As duas recordam multidões caóticas no abrigo quando a ajuda humanitária era distribuída. Elas dizem que alguns homens podiam se empurrar para a frente e pegar mais produtos do que os outros. Algumas mulheres, na extrema necessidade de produtos básicos, recorreu à troca de sexo por provisões. Rosialda e Ybanez, em vez disso, dependiam uma da outra para necessidades diárias. “Compartilhe suas bênçãos” era o lema delas, Rosialda diz. “Se as minhas calcinhas acabarem, você pode me emprestar umas?”

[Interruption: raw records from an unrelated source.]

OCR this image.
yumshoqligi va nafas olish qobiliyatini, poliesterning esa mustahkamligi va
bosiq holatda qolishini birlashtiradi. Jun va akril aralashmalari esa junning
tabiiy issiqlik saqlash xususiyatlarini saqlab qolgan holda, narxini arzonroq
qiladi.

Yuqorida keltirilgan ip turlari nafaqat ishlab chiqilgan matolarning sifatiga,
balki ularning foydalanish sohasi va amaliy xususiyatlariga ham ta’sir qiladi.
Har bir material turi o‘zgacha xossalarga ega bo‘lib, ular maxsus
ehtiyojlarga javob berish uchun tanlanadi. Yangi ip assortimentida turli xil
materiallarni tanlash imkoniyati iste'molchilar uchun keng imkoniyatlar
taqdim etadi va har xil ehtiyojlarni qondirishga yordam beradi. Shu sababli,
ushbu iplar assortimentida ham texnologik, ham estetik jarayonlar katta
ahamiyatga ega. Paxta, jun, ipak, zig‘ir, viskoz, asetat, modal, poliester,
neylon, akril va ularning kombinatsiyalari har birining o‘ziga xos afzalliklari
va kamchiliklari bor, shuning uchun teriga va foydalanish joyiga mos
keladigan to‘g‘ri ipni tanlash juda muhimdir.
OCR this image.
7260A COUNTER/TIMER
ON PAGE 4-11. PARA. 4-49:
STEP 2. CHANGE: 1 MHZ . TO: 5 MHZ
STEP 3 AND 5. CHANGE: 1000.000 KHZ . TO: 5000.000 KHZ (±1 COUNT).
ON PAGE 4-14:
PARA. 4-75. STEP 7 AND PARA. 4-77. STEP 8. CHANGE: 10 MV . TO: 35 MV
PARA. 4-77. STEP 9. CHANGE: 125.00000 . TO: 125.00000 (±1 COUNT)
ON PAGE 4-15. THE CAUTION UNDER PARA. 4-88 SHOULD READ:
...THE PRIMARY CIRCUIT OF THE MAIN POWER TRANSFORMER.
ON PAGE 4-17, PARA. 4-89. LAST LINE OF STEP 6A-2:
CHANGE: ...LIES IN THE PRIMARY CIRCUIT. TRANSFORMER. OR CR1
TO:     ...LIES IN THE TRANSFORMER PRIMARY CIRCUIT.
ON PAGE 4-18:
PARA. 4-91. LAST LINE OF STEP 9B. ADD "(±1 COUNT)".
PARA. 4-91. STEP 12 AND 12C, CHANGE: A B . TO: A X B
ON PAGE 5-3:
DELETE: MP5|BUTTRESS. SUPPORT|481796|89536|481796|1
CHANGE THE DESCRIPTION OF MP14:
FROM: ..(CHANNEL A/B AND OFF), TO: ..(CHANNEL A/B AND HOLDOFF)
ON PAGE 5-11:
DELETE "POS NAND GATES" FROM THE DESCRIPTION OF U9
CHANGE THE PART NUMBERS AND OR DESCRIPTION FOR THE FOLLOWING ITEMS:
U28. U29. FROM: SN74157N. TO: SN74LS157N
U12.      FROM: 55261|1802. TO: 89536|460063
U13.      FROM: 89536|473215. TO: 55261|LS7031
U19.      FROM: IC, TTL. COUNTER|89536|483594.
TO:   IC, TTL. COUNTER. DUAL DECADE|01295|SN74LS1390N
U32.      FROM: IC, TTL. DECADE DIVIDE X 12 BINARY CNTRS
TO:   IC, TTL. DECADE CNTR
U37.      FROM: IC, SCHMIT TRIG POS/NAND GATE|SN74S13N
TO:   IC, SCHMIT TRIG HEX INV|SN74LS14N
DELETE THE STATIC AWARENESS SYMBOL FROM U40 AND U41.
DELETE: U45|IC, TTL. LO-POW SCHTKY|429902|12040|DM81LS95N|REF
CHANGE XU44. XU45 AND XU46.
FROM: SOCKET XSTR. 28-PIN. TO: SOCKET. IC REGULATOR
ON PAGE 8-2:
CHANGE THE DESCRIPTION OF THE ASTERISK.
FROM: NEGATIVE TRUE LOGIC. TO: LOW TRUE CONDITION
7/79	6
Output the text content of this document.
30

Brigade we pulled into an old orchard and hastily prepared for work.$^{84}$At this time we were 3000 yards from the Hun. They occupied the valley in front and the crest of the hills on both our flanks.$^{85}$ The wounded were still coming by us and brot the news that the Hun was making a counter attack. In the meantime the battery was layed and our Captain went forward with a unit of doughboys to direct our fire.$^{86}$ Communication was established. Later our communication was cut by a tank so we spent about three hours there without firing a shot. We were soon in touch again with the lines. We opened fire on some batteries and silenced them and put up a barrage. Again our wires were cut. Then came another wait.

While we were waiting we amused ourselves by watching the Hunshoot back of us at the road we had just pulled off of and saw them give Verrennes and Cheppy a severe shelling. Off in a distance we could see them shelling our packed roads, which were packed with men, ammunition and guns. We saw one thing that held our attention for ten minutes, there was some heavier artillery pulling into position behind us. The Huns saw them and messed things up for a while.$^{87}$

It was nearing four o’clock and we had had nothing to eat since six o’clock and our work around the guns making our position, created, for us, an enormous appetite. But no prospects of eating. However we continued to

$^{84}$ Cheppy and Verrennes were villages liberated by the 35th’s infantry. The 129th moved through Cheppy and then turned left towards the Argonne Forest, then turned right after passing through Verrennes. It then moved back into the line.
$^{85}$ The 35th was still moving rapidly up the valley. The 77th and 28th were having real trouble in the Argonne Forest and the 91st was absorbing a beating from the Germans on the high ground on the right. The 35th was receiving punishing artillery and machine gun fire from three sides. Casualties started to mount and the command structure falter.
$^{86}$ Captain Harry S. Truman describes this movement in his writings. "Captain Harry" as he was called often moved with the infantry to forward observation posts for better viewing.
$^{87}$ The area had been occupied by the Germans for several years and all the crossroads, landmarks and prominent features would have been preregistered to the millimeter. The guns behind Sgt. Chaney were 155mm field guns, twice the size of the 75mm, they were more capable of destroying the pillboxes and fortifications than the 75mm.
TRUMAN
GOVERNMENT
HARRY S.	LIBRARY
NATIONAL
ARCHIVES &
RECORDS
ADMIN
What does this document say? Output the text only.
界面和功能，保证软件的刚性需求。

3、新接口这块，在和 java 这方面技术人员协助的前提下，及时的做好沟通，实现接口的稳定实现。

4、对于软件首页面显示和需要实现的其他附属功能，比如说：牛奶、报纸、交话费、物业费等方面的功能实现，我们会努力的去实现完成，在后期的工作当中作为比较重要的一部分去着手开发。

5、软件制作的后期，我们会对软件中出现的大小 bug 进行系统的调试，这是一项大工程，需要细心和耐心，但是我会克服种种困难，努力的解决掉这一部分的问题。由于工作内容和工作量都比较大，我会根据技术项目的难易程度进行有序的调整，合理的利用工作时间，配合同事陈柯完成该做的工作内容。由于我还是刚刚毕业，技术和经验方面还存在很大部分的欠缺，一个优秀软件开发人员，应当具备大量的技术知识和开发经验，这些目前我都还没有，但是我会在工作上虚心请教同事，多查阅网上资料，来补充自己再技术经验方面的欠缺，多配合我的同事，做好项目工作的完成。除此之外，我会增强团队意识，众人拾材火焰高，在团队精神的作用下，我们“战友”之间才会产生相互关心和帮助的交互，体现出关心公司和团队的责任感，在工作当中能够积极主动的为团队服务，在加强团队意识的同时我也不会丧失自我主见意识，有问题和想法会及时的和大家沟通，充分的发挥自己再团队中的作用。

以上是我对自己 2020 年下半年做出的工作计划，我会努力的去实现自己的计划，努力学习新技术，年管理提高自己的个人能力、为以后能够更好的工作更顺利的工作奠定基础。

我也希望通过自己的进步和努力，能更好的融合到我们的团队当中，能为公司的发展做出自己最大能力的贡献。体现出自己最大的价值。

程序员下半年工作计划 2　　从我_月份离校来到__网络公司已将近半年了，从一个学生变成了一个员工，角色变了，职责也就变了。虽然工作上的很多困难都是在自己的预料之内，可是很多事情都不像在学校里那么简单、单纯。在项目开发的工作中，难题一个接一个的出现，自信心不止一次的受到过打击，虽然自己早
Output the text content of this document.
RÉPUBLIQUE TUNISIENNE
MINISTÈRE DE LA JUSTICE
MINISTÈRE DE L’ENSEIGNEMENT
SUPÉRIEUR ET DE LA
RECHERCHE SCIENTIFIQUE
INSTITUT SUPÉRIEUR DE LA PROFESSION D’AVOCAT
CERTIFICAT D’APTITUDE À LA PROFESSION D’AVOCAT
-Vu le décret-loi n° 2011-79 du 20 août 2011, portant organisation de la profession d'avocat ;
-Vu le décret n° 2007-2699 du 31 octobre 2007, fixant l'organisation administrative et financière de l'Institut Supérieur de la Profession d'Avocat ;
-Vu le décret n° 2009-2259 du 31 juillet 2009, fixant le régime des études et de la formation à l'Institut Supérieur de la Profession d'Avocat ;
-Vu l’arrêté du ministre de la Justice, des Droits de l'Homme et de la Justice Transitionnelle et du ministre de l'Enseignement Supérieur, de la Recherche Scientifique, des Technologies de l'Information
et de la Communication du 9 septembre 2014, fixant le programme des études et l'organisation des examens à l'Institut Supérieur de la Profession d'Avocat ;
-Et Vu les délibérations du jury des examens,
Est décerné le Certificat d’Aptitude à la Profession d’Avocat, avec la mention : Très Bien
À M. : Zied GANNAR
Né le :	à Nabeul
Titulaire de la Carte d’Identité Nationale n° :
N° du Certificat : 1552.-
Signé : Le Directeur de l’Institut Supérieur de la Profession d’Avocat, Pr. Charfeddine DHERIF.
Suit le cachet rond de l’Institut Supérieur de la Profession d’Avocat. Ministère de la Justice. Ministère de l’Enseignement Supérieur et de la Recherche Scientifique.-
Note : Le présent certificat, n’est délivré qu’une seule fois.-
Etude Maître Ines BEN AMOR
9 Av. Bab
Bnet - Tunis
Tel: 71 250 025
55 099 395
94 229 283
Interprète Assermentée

Depois de deixar o Tacloban Astrodome, Kristine de 13 anos foi traficada até Manila por um amigo da família. Ela trabalhou como empregada doméstica por pouco salário, e era às vezes trancada num quarto por dias. Com a ajuda de uma vizinha, ela eventualmente escapou e agora está morando em um abrigo operado pelo Visayan Forum, uma ONG que trabalha contra o tráfico nas Filipinas.

Agora com 16 anos, Kristine brinca um jogo no abrigo chamado “Bahay, Bata, Baguio” (“Lar, Criança, Tempestade”). Para brincar, as mulheres jovens ficam em grupos de três. Duas meninas levantam os braços para construir um teto acima da terceira, que faz o papel de “criança”. Quando o facilitador grita “tempestade”, o caos instala conforme todo mundo se desfaz, corre pela sala e forma um novo trio — construindo um novo lar com uma nova criança dentro. O jogo é um símbolo para essas jovens mulheres: quaisquer sejam as tempestades por vir, toda criança merece encontrar um abrigo seguro.


Os nomes de “Kristine” e “Wendy” foram alterados por estarem ainda hospedadas em abrigos para sua segurança. Essa reportagem foi realizada com financiamento do Projeto GroundTruth, uma organização midiática sem fins lucrativos focada na jornalismo empresarial internacional.